Having accompanied Olenka to the gate, he said good-bye and went on. After that she heard his grave voice all day, and the moment she closed her eyes, she pictured his dark beard. She liked him very much. And apparently she had also made an impression on him, because shortly afterwards an elderly lady with whom she was barely acquainted came to have coffee with her, and had only just sat down at the table when she immediately began talking about Pustovalov, what a good, solid man he was, and how any bride would be pleased to marry him. Three days later Pustovalov himself came for a visit; he did not stay long, about ten minutes, and spoke little, but Olenka fell in love with him, so much so that she did not sleep all night and burned as in a fever, and in the morning sent for the elderly lady. The match was soon made, after which came the wedding.
Pustovalov and Olenka, once they were married, had a good life. He usually sat in the lumberyard till dinnertime, then left on business and was replaced by Olenka, who sat in the office till evening and there kept the accounts and filled orders.

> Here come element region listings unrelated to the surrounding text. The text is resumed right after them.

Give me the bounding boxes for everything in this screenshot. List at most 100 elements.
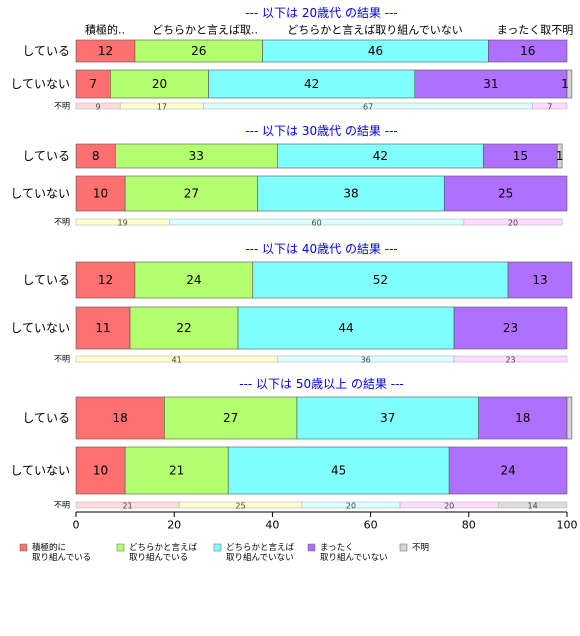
unknown-data-label: 9 <box>96 103 101 112</box>
unknown-data-label: 60 <box>311 219 321 228</box>
x-tick-label: 80 <box>462 519 476 532</box>
data-label: 18 <box>113 411 128 425</box>
group-title: --- 以下は 40歳代 の結果 --- <box>245 242 398 256</box>
group-title: --- 以下は 20歳代 の結果 --- <box>245 6 398 20</box>
unknown-data-label: 25 <box>235 502 245 511</box>
legend-swatch <box>399 543 408 552</box>
bar-segment <box>443 175 568 212</box>
bar-segment <box>277 143 484 169</box>
data-label: 45 <box>331 464 346 478</box>
data-label: 23 <box>503 321 518 335</box>
data-label: 24 <box>500 464 515 478</box>
legend-label: 取り組んでいない <box>226 552 294 563</box>
data-label: 20 <box>152 77 167 91</box>
legend-label: どちらかと言えば <box>129 542 198 553</box>
data-label: 52 <box>373 273 388 287</box>
data-label: 15 <box>513 149 528 163</box>
data-label: 27 <box>184 187 199 201</box>
bar-segment <box>296 396 479 440</box>
row-label: している <box>22 44 70 58</box>
unknown-segment <box>453 355 568 363</box>
x-tick-label: 40 <box>265 519 279 532</box>
unknown-data-label: 20 <box>444 502 454 511</box>
unknown-row-label: 不明 <box>54 501 70 510</box>
bar-segment <box>110 69 209 99</box>
bar-segment <box>252 261 509 299</box>
data-label: 10 <box>93 464 108 478</box>
data-label: 31 <box>483 77 498 91</box>
group-title: --- 以下は 30歳代 の結果 --- <box>245 124 398 138</box>
column-header: どちらかと言えば取り組んでいない <box>287 24 462 37</box>
column-header: まったく取不明 <box>497 24 574 37</box>
bar-segment <box>556 143 563 169</box>
row-label: している <box>22 273 70 287</box>
unknown-data-label: 41 <box>172 356 182 365</box>
row-label: している <box>22 149 70 163</box>
unknown-data-label: 14 <box>528 502 538 511</box>
x-tick-label: 60 <box>364 519 378 532</box>
data-label: 16 <box>520 44 535 58</box>
data-label: 18 <box>515 411 530 425</box>
data-label: 24 <box>186 273 201 287</box>
row-label: していない <box>10 321 70 335</box>
unknown-data-label: 21 <box>122 502 132 511</box>
bar-segment <box>507 261 573 299</box>
bar-segment <box>134 261 254 299</box>
data-label: 37 <box>380 411 395 425</box>
bar-segment <box>478 396 568 440</box>
unknown-data-label: 19 <box>118 219 128 228</box>
unknown-segment <box>463 218 563 226</box>
unknown-data-label: 67 <box>363 103 373 112</box>
data-label: 44 <box>338 321 353 335</box>
data-label: 25 <box>498 187 513 201</box>
row-label: していない <box>10 187 70 201</box>
data-label: 42 <box>373 149 388 163</box>
legend-swatch <box>213 543 222 552</box>
data-label: 1 <box>561 77 569 91</box>
bar-segment <box>124 175 258 212</box>
bar-segment <box>75 446 126 495</box>
row-label: している <box>22 411 70 425</box>
unknown-segment <box>498 501 568 509</box>
row-label: していない <box>10 77 70 91</box>
data-label: 27 <box>223 411 238 425</box>
x-tick-label: 0 <box>73 519 80 532</box>
row-label: していない <box>10 464 70 478</box>
data-label: 8 <box>92 149 100 163</box>
unknown-data-label: 36 <box>361 356 371 365</box>
bar-segment <box>414 69 568 99</box>
column-header: どちらかと言えば取.. <box>152 24 258 37</box>
unknown-data-label: 20 <box>508 219 518 228</box>
legend-label: 取り組んでいる <box>32 552 91 563</box>
legend-label: まったく <box>320 543 354 553</box>
legend-swatch <box>307 543 316 552</box>
unknown-data-label: 17 <box>157 103 167 112</box>
unknown-data-label: 23 <box>505 356 515 365</box>
bar-segment <box>237 306 455 350</box>
bar-segment <box>227 446 450 495</box>
unknown-row-label: 不明 <box>54 355 70 364</box>
unknown-segment <box>532 102 568 110</box>
bar-segment <box>75 143 116 169</box>
bar-segment <box>75 261 136 299</box>
data-label: 12 <box>98 44 113 58</box>
bar-segment <box>164 396 298 440</box>
column-header: 積極的.. <box>85 23 125 37</box>
bar-segment <box>488 39 568 63</box>
data-label: 12 <box>98 273 113 287</box>
unknown-data-label: 7 <box>547 103 552 112</box>
bar-segment <box>566 69 573 99</box>
data-label: 26 <box>191 44 206 58</box>
legend-label: 不明 <box>412 543 429 553</box>
unknown-row-label: 不明 <box>54 218 70 227</box>
data-label: 33 <box>189 149 204 163</box>
bar-segment <box>114 143 278 169</box>
data-label: 10 <box>93 187 108 201</box>
bar-segment <box>257 175 445 212</box>
bar-segment <box>75 69 111 99</box>
data-label: 7 <box>89 77 97 91</box>
data-label: 1 <box>556 149 564 163</box>
data-label: 22 <box>176 321 191 335</box>
bar-segment <box>124 446 229 495</box>
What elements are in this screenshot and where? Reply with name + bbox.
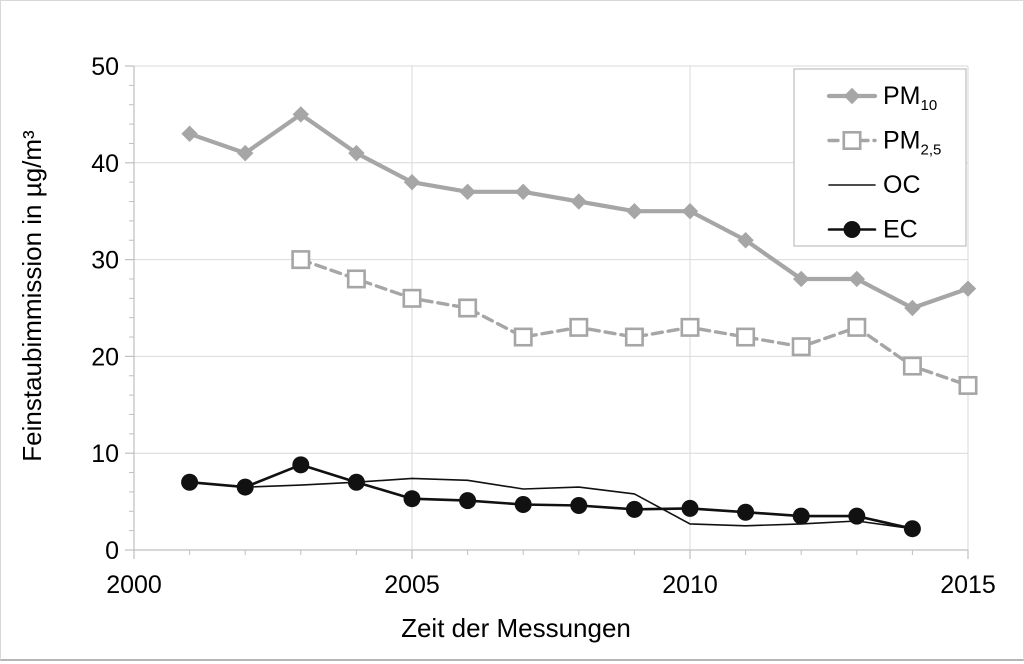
y-tick-label: 50 [91,53,119,81]
legend-item-pm25: PM2,5 [827,127,941,159]
y-tick-labels: 0 10 20 30 40 50 [91,53,119,565]
legend-label: PM10 [883,82,937,114]
circle-marker [792,507,810,525]
diamond-marker [515,183,532,201]
square-marker [902,356,922,376]
legend-item-pm10: PM10 [826,82,937,114]
x-tick-label: 2015 [940,571,996,599]
square-marker [680,317,700,337]
circle-marker [681,499,699,517]
square-marker [569,317,589,337]
y-tick-label: 0 [105,537,119,565]
square-marker [736,327,756,347]
circle-marker [403,490,421,508]
square-marker [346,269,366,289]
diamond-marker [793,270,810,288]
x-axis-title: Zeit der Messungen [401,613,631,643]
series-line-ec [188,463,914,530]
legend-item-oc: OC [828,171,921,199]
diamond-marker [626,203,643,220]
square-marker [624,327,644,347]
square-marker [291,250,311,270]
square-marker [847,317,867,337]
diamond-marker [737,232,754,249]
circle-marker [459,492,477,510]
diamond-marker [904,299,921,317]
series-pm25 [291,250,978,395]
x-tick-label: 2005 [384,571,440,599]
diamond-marker [403,173,421,191]
y-tick-label: 40 [91,150,119,178]
circle-marker [236,478,254,496]
series-line-pm25 [299,257,970,388]
diamond-marker [292,106,309,123]
circle-marker [570,496,588,514]
diamond-marker [181,125,198,142]
y-axis-title: Feinstaubimmission in µg/m³ [17,130,47,462]
diamond-marker [459,183,476,201]
diamond-marker [348,144,365,162]
circle-marker [848,507,866,525]
legend-label: PM2,5 [883,127,941,159]
square-marker [458,298,478,318]
axes [125,65,969,559]
square-marker [958,375,978,395]
legend-item-ec: EC [827,216,918,244]
square-marker [513,327,533,347]
diamond-marker [848,270,865,288]
square-marker [402,288,422,308]
series-ec [181,456,921,538]
diamond-marker [570,193,587,210]
legend-label: EC [883,216,918,244]
diamond-marker [843,87,861,105]
diamond-marker [681,203,699,220]
x-tick-label: 2010 [662,571,718,599]
legend-label: OC [883,171,921,199]
square-marker [842,131,862,151]
circle-marker [737,503,755,521]
gridlines [134,65,969,550]
circle-marker [625,500,643,518]
x-tick-label: 2000 [106,571,162,599]
series-pm10 [181,106,977,317]
y-tick-label: 30 [91,247,119,275]
y-tick-label: 10 [91,440,119,468]
x-tick-labels: 2000 2005 2010 2015 [106,571,996,599]
y-tick-label: 20 [91,343,119,371]
circle-marker [843,221,861,238]
circle-marker [181,473,199,491]
circle-marker [514,496,532,514]
diamond-marker [237,144,254,162]
series-oc [188,477,914,530]
legend: PM10 PM2,5 OC EC [793,68,967,247]
circle-marker [347,473,365,491]
diamond-marker [959,280,977,297]
series-line-oc [188,477,914,530]
legend-box [793,68,967,247]
circle-marker [292,456,310,474]
series-group [181,106,978,538]
square-marker [791,337,811,357]
circle-marker [903,520,921,538]
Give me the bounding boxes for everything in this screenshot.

“Nowadays the price of lumber goes up twenty percent a year,” she would say to customers and acquaintances. “Gracious, before we dealt in local lumber, and now every year Vasechka has to go for lumber to Mogilev province. And the taxes!” she said, covering both cheeks with her hands in horror. “The taxes!”
It seemed to her that she h
ad been dealing in lumber for a very, very long time, that lumber was the most important and necessary thing in life, and for her there was something dear and touching in the sound of the words beam, post, board, plank, batten, slat, lath, slab … At night, when she slept, she dreamed of whole mountains of boards and planks, of long, endless lines of carts carrying lumber somewhere far out of town; she dreamed of a whole regiment of ten-yard-long, ten-inch-thick logs marching upended against the lumberyard, of beams, posts, and slabs striking together, making the ringing sound of dry wood, all falling and rising up again, piling upon each other. Olenka cried out in her sleep, and Pustovalov said tenderly to her:
“Olenka, dear, what’s the matter? Cross yourself!”
Whatever her husband thought, she thought, too. If he thought the room was hot or business was slow, she thought the same. Her husband did not like entertainment of any sort and stayed at home on Sundays, and so did she.
“You’re always at home or in the office,” her acquaintances said. “You should go to the theater, darling, or to the circus.”
“Vasechka and I have no time for going to theaters,” she replied gravely. “We’re working people, we can’t be bothered with trifles. What’s the good of these theaters?”
On Saturdays she and Pustovalov went to the evening vigil, on Sundays to the early liturgy, and returning from church, they walked side by side, looking moved, a nice smell came from both of them, and her silk dress rustled pleasantly; and at home they had tea with fancy bread and various preserves, and then ate pastry. Each day at noon, in the yard and in the street outside the gates, there was a savory smell of borscht and roast lamb or duck, or, on fast days, of fish, and one could not pass the gate without feeling hungry. The samovar was always boiling in the office, and customers were treated to tea and bagels. Once a week the spouses went to the baths and came back side by side, both bright red.